26. The cellular system of claim 24, wherein if said measured RTT is above a predetermined threshold then said radio base station sends a message to said radio network controller instructing said radio network controller to decrease a maximum bit rate for all HS traffic which is sent over said transport link to said radio base station.

27. The cellular system of claim 26, wherein said radio base station increases the maximum bit rate for the HS traffic after a predetermined period of time during which subsequently measured RTTs have not exceeded a predetermined threshold.

28. A radio base station, characterized by:

a flow control mechanism that measures a round-trip-time (RTT) it takes an uplink (UL) control frame to travel to a radio network controller and a downlink (DL) control frame to travel back from the radio network controller.

29. The radio base station of claim 28, wherein said flow control mechanism uses the measured RTT to control a flow of high speed downlink shared channel (HS-DSCH) data frames.

30. The radio base station of claim 28, wherein:

said UL control frame includes a 4 bit RTT sequence and a common transport channel priority indicator (CmCH-PI); and

said DL control frame includes a 4 bit RTT sequence and a common transport channel priority indicator (CmCH-PI).

31. The radio base station of claim 28, wherein said UL control frame and said DL control frame are sent over a common channel which is also used by high speed downlink shared channel (HS-DSCH) data frames.

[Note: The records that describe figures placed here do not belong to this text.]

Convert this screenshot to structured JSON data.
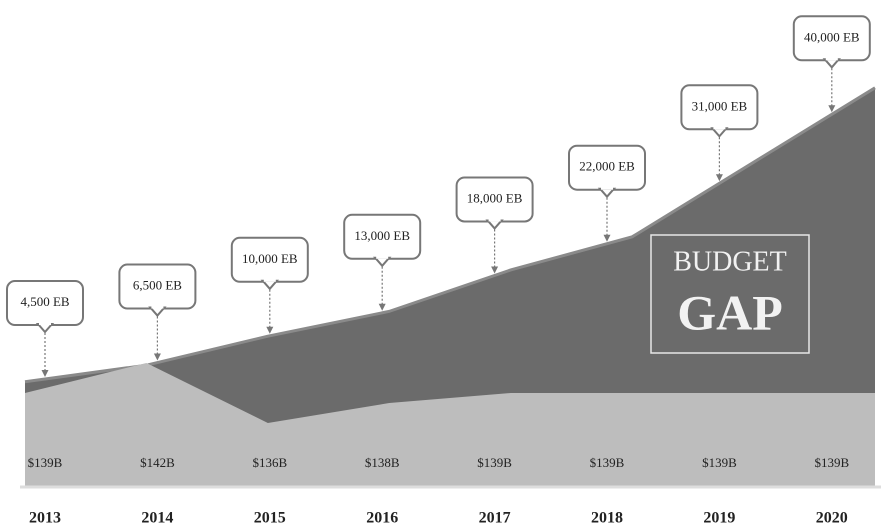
{
  "chart_data": {
    "type": "area",
    "categories": [
      "2013",
      "2014",
      "2015",
      "2016",
      "2017",
      "2018",
      "2019",
      "2020"
    ],
    "series": [
      {
        "color": "#6b6b6b",
        "values": [
          4500,
          6500,
          10000,
          13000,
          18000,
          22000,
          31000,
          40000
        ],
        "value_labels": [
          "4,500 EB",
          "6,500 EB",
          "10,000 EB",
          "13,000 EB",
          "18,000 EB",
          "22,000 EB",
          "31,000 EB",
          "40,000 EB"
        ]
      },
      {
        "color": "#bdbdbd",
        "values": [
          139,
          142,
          136,
          138,
          139,
          139,
          139,
          139
        ],
        "value_labels": [
          "$139B",
          "$142B",
          "$136B",
          "$138B",
          "$139B",
          "$139B",
          "$139B",
          "$139B"
        ]
      }
    ],
    "annotations": [
      "BUDGET",
      "GAP"
    ]
  }
}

32. A radio network controller, characterized by:

a flow control mechanism that receives an uplink (UL) control frame which originated from a radio base station and then generates and transmits a downlink (DL) control frame towards the radio base station.

33. The radio network controller of claim 32, wherein said UL control frame includes a 4 bit RTT sequence and a common transport channel priority indicator (CmCH-PI); and said DL control frame includes a 4 bit RTT sequence and a common transport channel priority indicator (CmCH-PI).

34. The radio network controller of claim 32, wherein said UL control frame and said DL control frame are sent over a common channel which is also used by high speed downlink shared channel (HS-DSCH) data frames (110).